The new collaborators aimed high – “The Mary Tyler Moore Show.” They invented “a version of Loretta Haggers, very sweet and innocent soundin’, except that when Mary brings her into the station, instead of being cute she just steamrollers everybody, know what I mean, hon’?”

It didn’t sell. However, it got them an assignment to write a “M*A*S*H” episode that drew an Emmy nomination and transformed them into the most sought-after new scripters in town.

 

Then Lear heard her singing in the hall one day and decided she would be just right to play Gloria’s girl friend (again a version of Loretta) in an upcoming “All in the Family.” The part called for a country-western song “in the spirit” of Archie Bunker.

 

“I not only sang it,” says Mary Kay, “I wrote it, words, music and all. It was called ‘If Communism Comes Knockin’ at Your Door, Don’t Answer [It].”

 

When “Mary Hartman, Mary Hartman” came along, Lear tested her for Cathy, Mary’s young, callow , giddily promiscuous sister. “I hated the part,” Mary Kay says, “I wanted to play Loretta.”

 

So they let her read for that, too. The move made no real sense. The character was supposed to be married to a man of 43. Nothing happened until Lear suggested the heavy Okie accent. That worked. She got the part.

 

Then, people assumed Charlie would be recast. Not at all. The idea of a sweet young thing babying a grown man of 43, who also happened to be her husband, turned out to be one of the show’s real attention-getters. But Mary Kay is a Place, and therefore, just natural-born colorful. The family supplied her with, she says, a running script. Her grandmother, for instance, invariably rose at 5 A.M., “cleaning the house top to bottom,” her granddaughter says, “mowing a giant lawn and baking three pies for her bridge club. At which point she would sigh, say, ‘I’ve got to have a sinking spell,’ sit down and watch “As the World Turns.”

 

Her father was the world’s greatest tease, but nothing beat her mother, Gwen. Gwen was a phrasemonger. If Loretta says, “Oh, good gosh in Brazil” or “Hotter’n a depot stove,” odds are that Gwen said it first. Her mother had her limits, especially when the Big Tease was on. Once on a drive to Port Arthur, Texas, to visit grandparents, Gwen sat in the front seat making sandwiches while everybody else sang, “I Saw Mommy Kissing Santa’s Paws” merrily and incessantly just to annoy her.

 

Gwen rolled down the window and soon was methodically tossing out bread, mayonnaise, mustard, pickles, lettuce, knife and cutting board. “Brad,” she said amiably to her husband, as the salami described a graceful arc into the Texas ditch, “you can start looking for a restaurant.”

 

On “Mary Hartman,” Mary Kay, at ease with people, acted as a kind of lead pony to the skittish star, Louise Lasser.

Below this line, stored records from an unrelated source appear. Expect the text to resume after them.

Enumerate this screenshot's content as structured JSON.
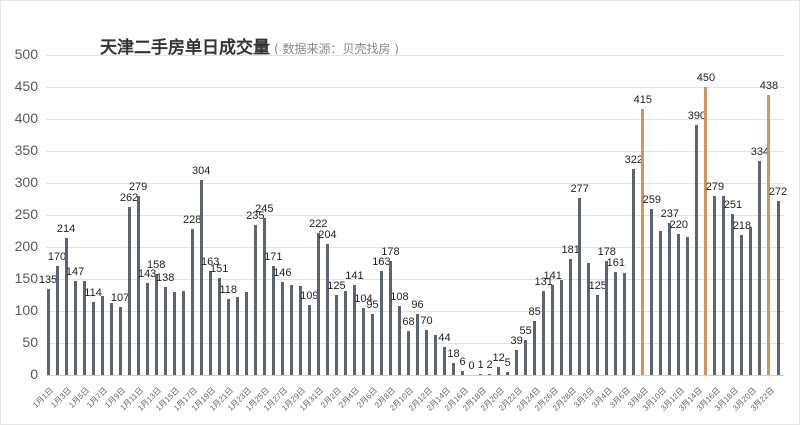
{
  "header": {
    "title": "天津二手房单日成交量",
    "subtitle": "( 数据来源：贝壳找房 )"
  },
  "colors": {
    "bar": "#5d6370",
    "highlight": "#d4935a",
    "grid": "#e3e3e3"
  },
  "chart_data": {
    "type": "bar",
    "title": "天津二手房单日成交量",
    "subtitle": "数据来源：贝壳找房",
    "xlabel": "",
    "ylabel": "",
    "ylim": [
      0,
      500
    ],
    "yticks": [
      0,
      50,
      100,
      150,
      200,
      250,
      300,
      350,
      400,
      450,
      500
    ],
    "grid": true,
    "categories": [
      "1月1日",
      "1月2日",
      "1月3日",
      "1月4日",
      "1月5日",
      "1月6日",
      "1月7日",
      "1月8日",
      "1月9日",
      "1月10日",
      "1月11日",
      "1月12日",
      "1月13日",
      "1月14日",
      "1月15日",
      "1月16日",
      "1月17日",
      "1月18日",
      "1月19日",
      "1月20日",
      "1月21日",
      "1月22日",
      "1月23日",
      "1月24日",
      "1月25日",
      "1月26日",
      "1月27日",
      "1月28日",
      "1月29日",
      "1月30日",
      "1月31日",
      "2月1日",
      "2月2日",
      "2月3日",
      "2月4日",
      "2月5日",
      "2月6日",
      "2月7日",
      "2月8日",
      "2月9日",
      "2月10日",
      "2月11日",
      "2月12日",
      "2月13日",
      "2月14日",
      "2月15日",
      "2月16日",
      "2月17日",
      "2月18日",
      "2月19日",
      "2月20日",
      "2月21日",
      "2月22日",
      "2月23日",
      "2月24日",
      "2月25日",
      "2月26日",
      "2月27日",
      "2月28日",
      "3月1日",
      "3月2日",
      "3月3日",
      "3月4日",
      "3月5日",
      "3月6日",
      "3月7日",
      "3月8日",
      "3月9日",
      "3月10日",
      "3月11日",
      "3月12日",
      "3月13日",
      "3月14日",
      "3月15日",
      "3月16日",
      "3月17日",
      "3月18日",
      "3月19日",
      "3月20日",
      "3月21日",
      "3月22日",
      "3月23日"
    ],
    "values": [
      135,
      170,
      214,
      147,
      147,
      114,
      124,
      113,
      107,
      262,
      279,
      143,
      158,
      138,
      130,
      132,
      228,
      304,
      163,
      151,
      118,
      122,
      129,
      235,
      245,
      171,
      146,
      140,
      139,
      109,
      222,
      204,
      125,
      132,
      141,
      104,
      95,
      163,
      178,
      108,
      68,
      96,
      70,
      63,
      44,
      18,
      6,
      0,
      1,
      2,
      12,
      5,
      39,
      55,
      85,
      131,
      141,
      148,
      181,
      277,
      175,
      125,
      178,
      161,
      159,
      322,
      415,
      259,
      225,
      237,
      220,
      216,
      390,
      450,
      279,
      280,
      251,
      218,
      232,
      334,
      438,
      272
    ],
    "labels": {
      "0": "135",
      "1": "170",
      "2": "214",
      "3": "147",
      "5": "114",
      "8": "107",
      "9": "262",
      "10": "279",
      "11": "143",
      "12": "158",
      "13": "138",
      "16": "228",
      "17": "304",
      "18": "163",
      "19": "151",
      "20": "118",
      "23": "235",
      "24": "245",
      "25": "171",
      "26": "146",
      "29": "109",
      "30": "222",
      "31": "204",
      "32": "125",
      "34": "141",
      "35": "104",
      "36": "95",
      "37": "163",
      "38": "178",
      "39": "108",
      "40": "68",
      "41": "96",
      "42": "70",
      "44": "44",
      "45": "18",
      "46": "6",
      "47": "0",
      "48": "1",
      "49": "2",
      "50": "12",
      "51": "5",
      "52": "39",
      "53": "55",
      "54": "85",
      "55": "131",
      "56": "141",
      "58": "181",
      "59": "277",
      "61": "125",
      "62": "178",
      "63": "161",
      "65": "322",
      "66": "415",
      "67": "259",
      "69": "237",
      "70": "220",
      "72": "390",
      "73": "450",
      "74": "279",
      "76": "251",
      "77": "218",
      "79": "334",
      "80": "438",
      "81": "272"
    },
    "highlighted_indices": [
      66,
      73,
      80
    ],
    "xtick_labels_shown": [
      "1月1日",
      "1月3日",
      "1月5日",
      "1月7日",
      "1月9日",
      "1月11日",
      "1月13日",
      "1月15日",
      "1月17日",
      "1月19日",
      "1月21日",
      "1月23日",
      "1月25日",
      "1月27日",
      "1月29日",
      "1月31日",
      "2月2日",
      "2月4日",
      "2月6日",
      "2月8日",
      "2月10日",
      "2月12日",
      "2月14日",
      "2月16日",
      "2月18日",
      "2月20日",
      "2月22日",
      "2月24日",
      "2月26日",
      "2月28日",
      "3月2日",
      "3月4日",
      "3月6日",
      "3月8日",
      "3月10日",
      "3月12日",
      "3月14日",
      "3月16日",
      "3月18日",
      "3月20日",
      "3月22日"
    ]
  }
}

They got along fine. “We haven’t kissed or been madly in love,” Mary Kay says, “but there have been no traumas either. I like Louise a lot.”

 

As for Louise, it is remarkable that she stayed with the show as long as she did. It has been clear for a long time that she was tiring. As of July she will leave. In September, “Mary Hartman, Mary Hartman” will become “Fernwood U.S.A.,” a kind of “MHMH” without MH.

 

Loretta will suffer a catastrophe that will drastically alter her life. The catastrophe turns out to be success as a singer, to which she and Charlie find it almost impossible to adjust. “People just don’t understand,” sighs Mary Kay, speaking for both herself and Loretta, “that success is not all roses.”

 

It’s obvious that she still gets some jollies out of the show. But what if she becomes the Oklahoma Garbo and wearies of playing movie star? Mary Kay raises an eyebrow. “Well, hon’, m’goal is to be whatever it is that I feel passionate about at the time I’m feeling it. Might even get married one day.

 

“I am not a women’s libber, but I live my life in a feminist way. I don’t feel I need a man in order to survive. I come from a family of very strong-out the window goes the mayonnaise-independent-out mustard-secure-out pickles, out cutting board-women aware of their self-worth.

 

“That’s the way I live my life. That’s the way I want to keep it.”